I want to discuss, to end this series, one of the most novel defences of the free will hypothesis, by the famous philosopher John Searle2. According to him, the ‘jump’ that goes from our reasons to act, to our decision of acting (and to our act itself), is a ‘gap’ that cannot be causally explained, for it is of a different nature from the causal connection that happens between natural facts; in particular our reasons to act are usually not sufficient reasons (e.g., it is possible that someone with the same reasons behave in a different way); Searle refers to this distance between reasons and actions as ‘the gap’. Also, according to Searle, the ‘self’, an entity not whole describable in the non-intentional language of natural sciences, cannot be eliminated from our understanding of decisions qua decisions. The self and the ‘gap’ would, hence, irreducible to natural science, particularly to deterministic theories, and this could be a slit from where free will might sneak into the world.

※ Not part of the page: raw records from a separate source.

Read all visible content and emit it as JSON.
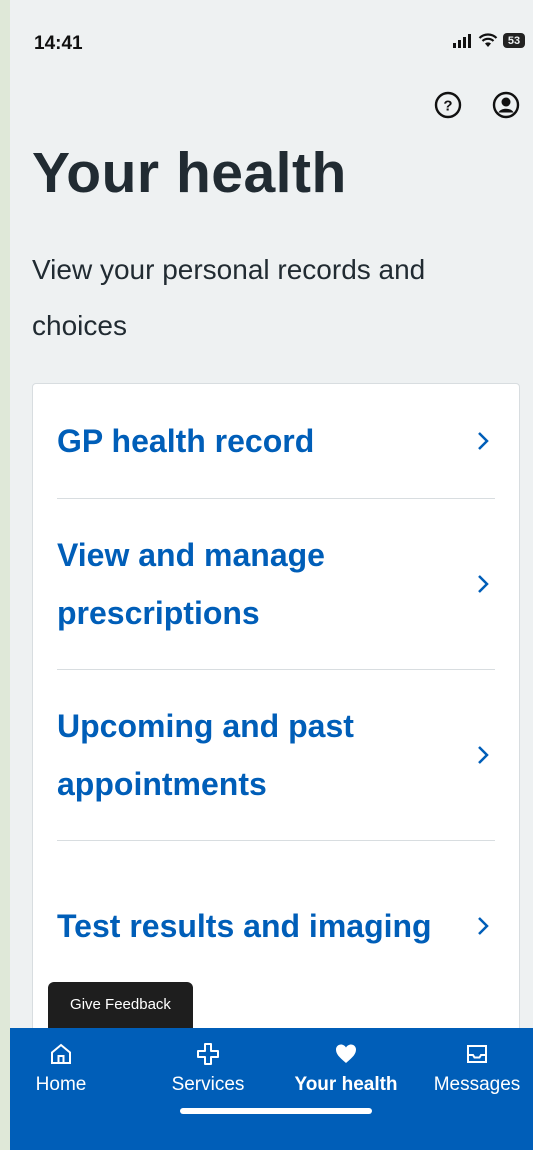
{
  "status_bar": {
    "time": "14:41",
    "battery": "53"
  },
  "header": {
    "help_icon": "help-circle-icon",
    "profile_icon": "account-circle-icon"
  },
  "page": {
    "title": "Your health",
    "subtitle": "View your personal records and choices"
  },
  "menu": {
    "items": [
      {
        "label": "GP health record"
      },
      {
        "label": "View and manage prescriptions"
      },
      {
        "label": "Upcoming and past appointments"
      },
      {
        "label": "Test results and imaging"
      }
    ]
  },
  "feedback": {
    "label": "Give Feedback"
  },
  "tabs": [
    {
      "label": "Home",
      "icon": "home-icon"
    },
    {
      "label": "Services",
      "icon": "cross-icon"
    },
    {
      "label": "Your health",
      "icon": "heart-icon",
      "active": true
    },
    {
      "label": "Messages",
      "icon": "inbox-icon"
    }
  ],
  "colors": {
    "brand_blue": "#005eb8",
    "background": "#eef1f2",
    "text": "#212b32"
  }
}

I doubt, however, that Searle’s argument has much support. There is a simpler explanation of the ‘gap’: it is not ‘our reasons’ to act what constitute ‘the’ cause of our behaviour; this behaviour originates out of an incredibly complex net of causal links, some of them consisting in certain previous brain states of our own, and ‘our reasons’, understood as our conscious state of having certain thoughts, are just a simplified (and probably distorted, at least in many cases) representation of a part of the brain states that end causing our behaviour. Many of the causes of our voluntary movements (say) are simply unconscious, but that does not entail that those movements lack ‘sufficient causes’ in the natural world; they only lack sufficient causes within the set of causes we are aware of. The ‘self’, on the other hand, can be seen just as a useful strategy our brain has to construct and interpret those simplified representations, and hence is more a part of our representation of our actions, than an entity with ‘ultimate control’ of the actions themselves. But my criticism of the notion of ‘self’ and ‘consciousness’ as something not belonging to the realm of nature and natural laws will be the topic of future articles.

References

  1. Camille, N., et al., 2004, p. 1169. “The Involvement of the Orbitofrontal Cortex in the Experience of Regret”, Science, 304, 1167-1170.
  2. John Searle, Freedom and Neurobiology: Reflections on Free Will, Language and Political Power, Columbia University Press, 2007.